# Favorite Weather websites



## hojo (Jun 26, 2008)

DanOrion said:


> the 'ol Crème fraiche (that's the stuff, yeah)


Baste that turkey!


----------



## Ricky NM (Jun 28, 2008)

That's a nice list there.... here's another!

RAP Real-Time Weather


----------



## deepsouthpaddler (Apr 14, 2004)

Good list Dan. CAIC and coloradopowederforecast are my favorite sites.

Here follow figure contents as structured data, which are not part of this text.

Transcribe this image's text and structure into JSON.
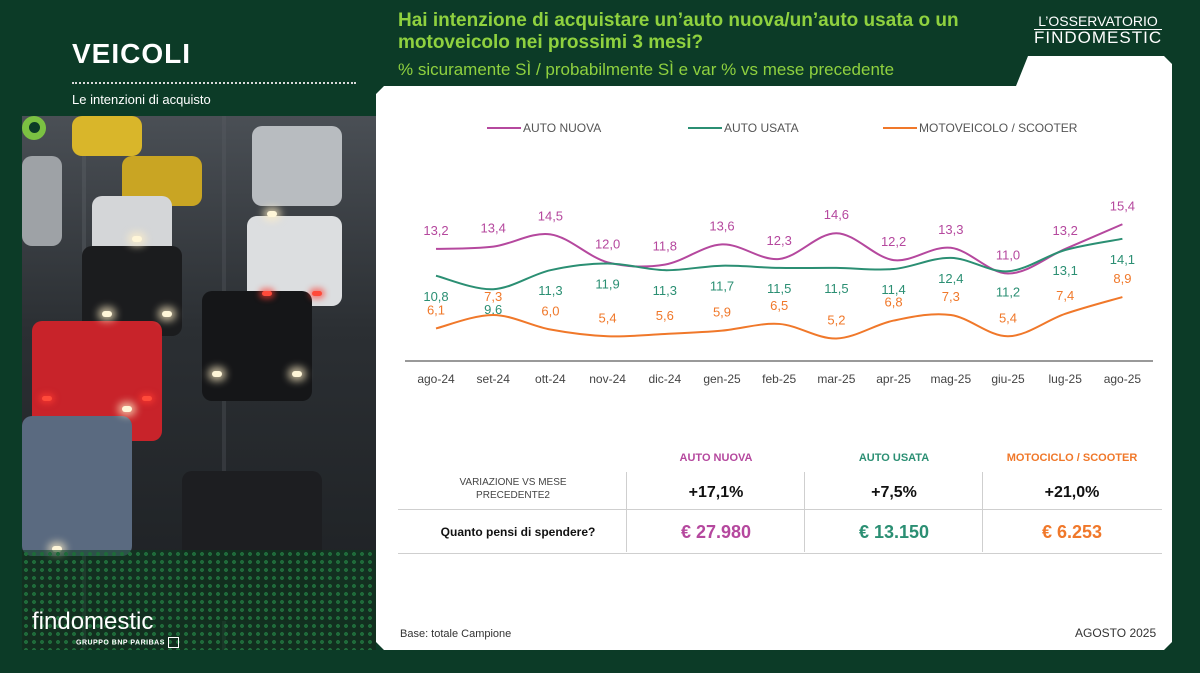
{
  "header": {
    "section": "VEICOLI",
    "section_sub": "Le intenzioni di acquisto",
    "question": "Hai intenzione di acquistare un’auto nuova/un’auto usata o un motoveicolo nei prossimi 3 mesi?",
    "question_sub": "% sicuramente SÌ / probabilmente SÌ e var % vs mese precedente",
    "obs_top": "L’OSSERVATORIO",
    "obs_bottom": "FINDOMESTIC"
  },
  "brand": {
    "name": "findomestic",
    "group": "GRUPPO BNP PARIBAS"
  },
  "colors": {
    "auto_nuova": "#b5489e",
    "auto_usata": "#2b8f73",
    "moto": "#f0782a",
    "accent_green": "#8fd13f"
  },
  "chart_data": {
    "type": "line",
    "x": [
      "ago-24",
      "set-24",
      "ott-24",
      "nov-24",
      "dic-24",
      "gen-25",
      "feb-25",
      "mar-25",
      "apr-25",
      "mag-25",
      "giu-25",
      "lug-25",
      "ago-25"
    ],
    "series": [
      {
        "name": "AUTO NUOVA",
        "values": [
          13.2,
          13.4,
          14.5,
          12.0,
          11.8,
          13.6,
          12.3,
          14.6,
          12.2,
          13.3,
          11.0,
          13.2,
          15.4
        ],
        "labels": [
          "13,2",
          "13,4",
          "14,5",
          "12,0",
          "11,8",
          "13,6",
          "12,3",
          "14,6",
          "12,2",
          "13,3",
          "11,0",
          "13,2",
          "15,4"
        ]
      },
      {
        "name": "AUTO USATA",
        "values": [
          10.8,
          9.6,
          11.3,
          11.9,
          11.3,
          11.7,
          11.5,
          11.5,
          11.4,
          12.4,
          11.2,
          13.1,
          14.1
        ],
        "labels": [
          "10,8",
          "9,6",
          "11,3",
          "11,9",
          "11,3",
          "11,7",
          "11,5",
          "11,5",
          "11,4",
          "12,4",
          "11,2",
          "13,1",
          "14,1"
        ]
      },
      {
        "name": "MOTOVEICOLO / SCOOTER",
        "values": [
          6.1,
          7.3,
          6.0,
          5.4,
          5.6,
          5.9,
          6.5,
          5.2,
          6.8,
          7.3,
          5.4,
          7.4,
          8.9
        ],
        "labels": [
          "6,1",
          "7,3",
          "6,0",
          "5,4",
          "5,6",
          "5,9",
          "6,5",
          "5,2",
          "6,8",
          "7,3",
          "5,4",
          "7,4",
          "8,9"
        ]
      }
    ],
    "legend_position": "top"
  },
  "table": {
    "headers": [
      "AUTO NUOVA",
      "AUTO USATA",
      "MOTOCICLO / SCOOTER"
    ],
    "row1_label": "VARIAZIONE VS MESE PRECEDENTE2",
    "row1": [
      "+17,1%",
      "+7,5%",
      "+21,0%"
    ],
    "row2_label": "Quanto pensi di spendere?",
    "row2": [
      "€ 27.980",
      "€ 13.150",
      "€ 6.253"
    ]
  },
  "footer": {
    "base": "Base: totale Campione",
    "date": "AGOSTO 2025"
  }
}
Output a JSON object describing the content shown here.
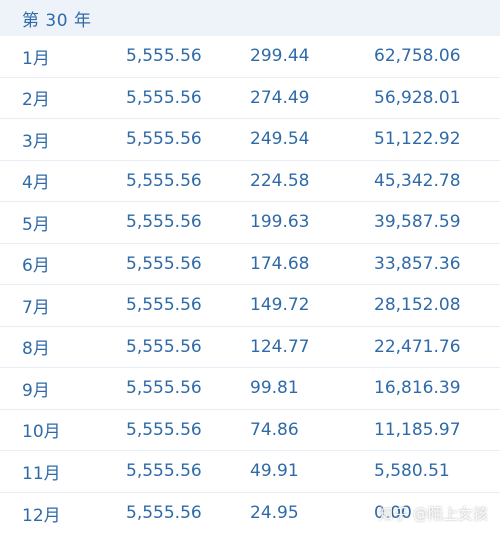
{
  "header": {
    "title": "第 30 年"
  },
  "rows": [
    {
      "month": "1月",
      "payment": "5,555.56",
      "interest": "299.44",
      "balance": "62,758.06"
    },
    {
      "month": "2月",
      "payment": "5,555.56",
      "interest": "274.49",
      "balance": "56,928.01"
    },
    {
      "month": "3月",
      "payment": "5,555.56",
      "interest": "249.54",
      "balance": "51,122.92"
    },
    {
      "month": "4月",
      "payment": "5,555.56",
      "interest": "224.58",
      "balance": "45,342.78"
    },
    {
      "month": "5月",
      "payment": "5,555.56",
      "interest": "199.63",
      "balance": "39,587.59"
    },
    {
      "month": "6月",
      "payment": "5,555.56",
      "interest": "174.68",
      "balance": "33,857.36"
    },
    {
      "month": "7月",
      "payment": "5,555.56",
      "interest": "149.72",
      "balance": "28,152.08"
    },
    {
      "month": "8月",
      "payment": "5,555.56",
      "interest": "124.77",
      "balance": "22,471.76"
    },
    {
      "month": "9月",
      "payment": "5,555.56",
      "interest": "99.81",
      "balance": "16,816.39"
    },
    {
      "month": "10月",
      "payment": "5,555.56",
      "interest": "74.86",
      "balance": "11,185.97"
    },
    {
      "month": "11月",
      "payment": "5,555.56",
      "interest": "49.91",
      "balance": "5,580.51"
    },
    {
      "month": "12月",
      "payment": "5,555.56",
      "interest": "24.95",
      "balance": "0.00"
    }
  ],
  "watermark": {
    "text": "知乎 @陌上女孩"
  }
}
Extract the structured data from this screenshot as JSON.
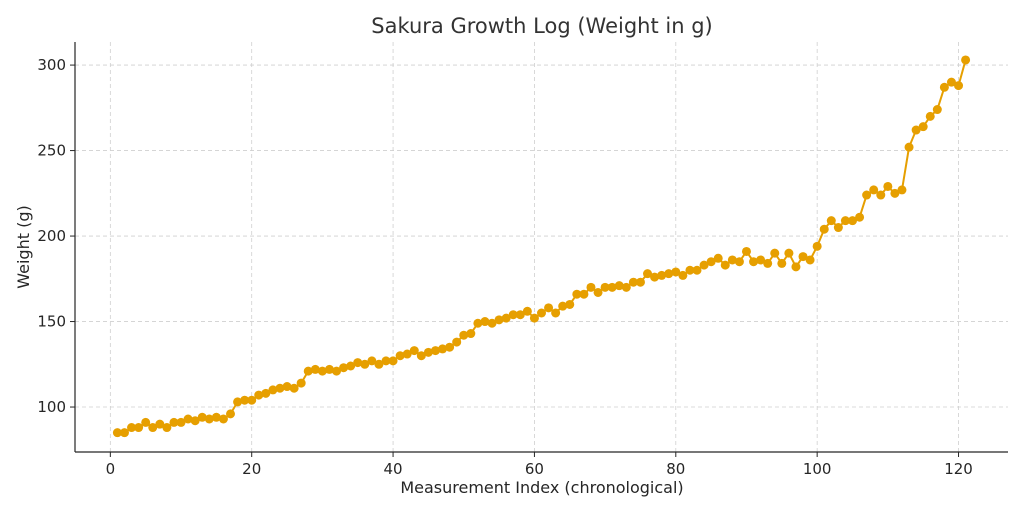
{
  "chart_data": {
    "type": "line",
    "title": "Sakura Growth Log (Weight in g)",
    "xlabel": "Measurement Index (chronological)",
    "ylabel": "Weight (g)",
    "xlim": [
      -5,
      127
    ],
    "ylim": [
      73.7,
      313.5
    ],
    "xticks": [
      0,
      20,
      40,
      60,
      80,
      100,
      120
    ],
    "yticks": [
      100,
      150,
      200,
      250,
      300
    ],
    "grid": true,
    "color": "#E69F00",
    "series": [
      {
        "name": "Weight",
        "x_start": 1,
        "values": [
          85,
          85,
          88,
          88,
          91,
          88,
          90,
          88,
          91,
          91,
          93,
          92,
          94,
          93,
          94,
          93,
          96,
          103,
          104,
          104,
          107,
          108,
          110,
          111,
          112,
          111,
          114,
          121,
          122,
          121,
          122,
          121,
          123,
          124,
          126,
          125,
          127,
          125,
          127,
          127,
          130,
          131,
          133,
          130,
          132,
          133,
          134,
          135,
          138,
          142,
          143,
          149,
          150,
          149,
          151,
          152,
          154,
          154,
          156,
          152,
          155,
          158,
          155,
          159,
          160,
          166,
          166,
          170,
          167,
          170,
          170,
          171,
          170,
          173,
          173,
          178,
          176,
          177,
          178,
          179,
          177,
          180,
          180,
          183,
          185,
          187,
          183,
          186,
          185,
          191,
          185,
          186,
          184,
          190,
          184,
          190,
          182,
          188,
          186,
          194,
          204,
          209,
          205,
          209,
          209,
          211,
          224,
          227,
          224,
          229,
          225,
          227,
          252,
          262,
          264,
          270,
          274,
          287,
          290,
          288,
          303
        ]
      }
    ]
  }
}
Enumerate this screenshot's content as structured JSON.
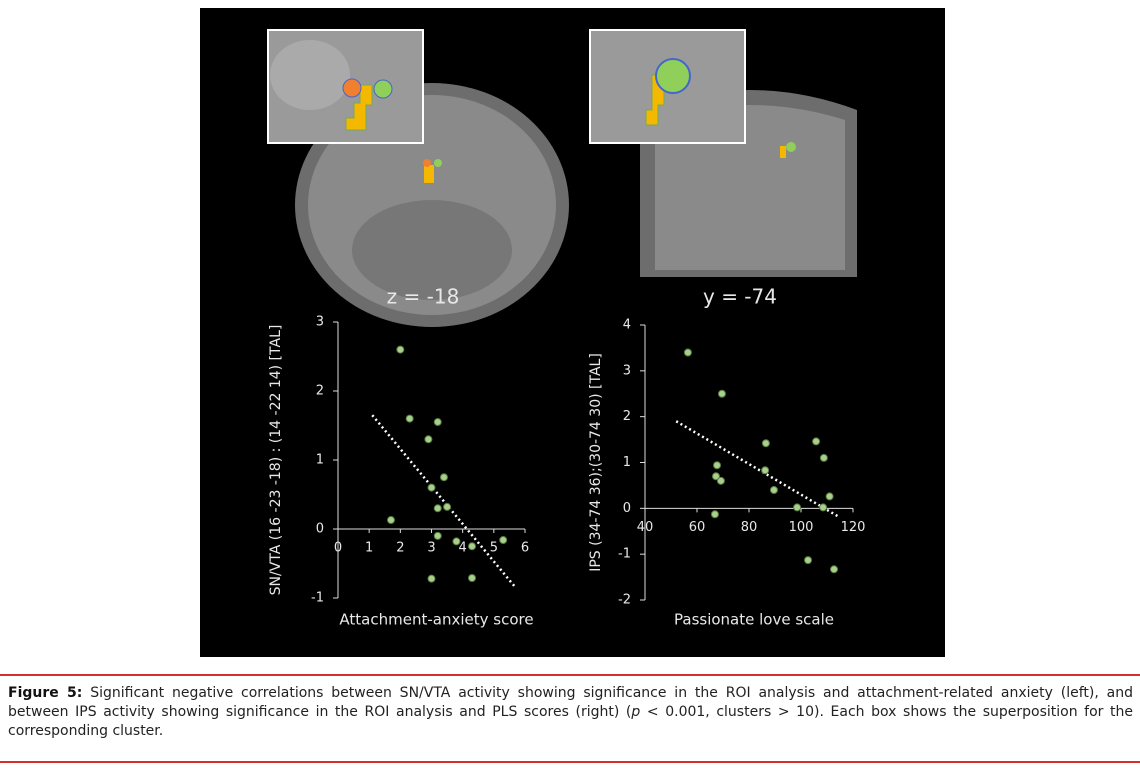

I end up using the first site when I want to dive in on freezing level. The freezing level counour intervals are a really good way to figure out if your favorite creek is going to run or get shut down... I've used that site to try and figure out escalante creek weather and flows...

Good Stuff!


----------



## BmfnL (May 23, 2009)

The 5-hour scene:

Current Grand Junction NEXRAD Radar Map : Weather Underground

The big picture:

West Conus Water Vapor Loop - Satellite Services Division - Office of Satellite Data Processing and Distribution


----------



## JDHOG72 (Jul 18, 2007)

Speaking of Escalante, according to the DNR site:

"At the beginning of 2011 all areas in the Gunnison and San Miguel basins are above average, but due to the storm track, the areas with predominantly south and southwest facing slopes, such as the Grand Mesa and the *Uncompahgre Plateau* *have the highest snowpack at over 200% of normal* while more north facing slopes stand at around 120%."


----------



## BmfnL (May 23, 2009)

And then there's the ultimate winter jones site:

Water Supply Outlook for the Western United States

Click on "Streamflow Forecasts" - color coded by watershed.


----------



## BillyD (Oct 10, 2003)

Good list, but have to throw Powderbuzz on that list. Backcountry weather and avalanche information for the Rocky Mountains: Snow, Avalanche, and Weather Discussions for Colorado
Great links to about everything you need. CAIC, NOAA, Meso West, Snow Alarm, Snowpack by Basin, Total Snowfall/ Precip by drainages and more. Also Weather Channel is good for infrared satellite loops.


----------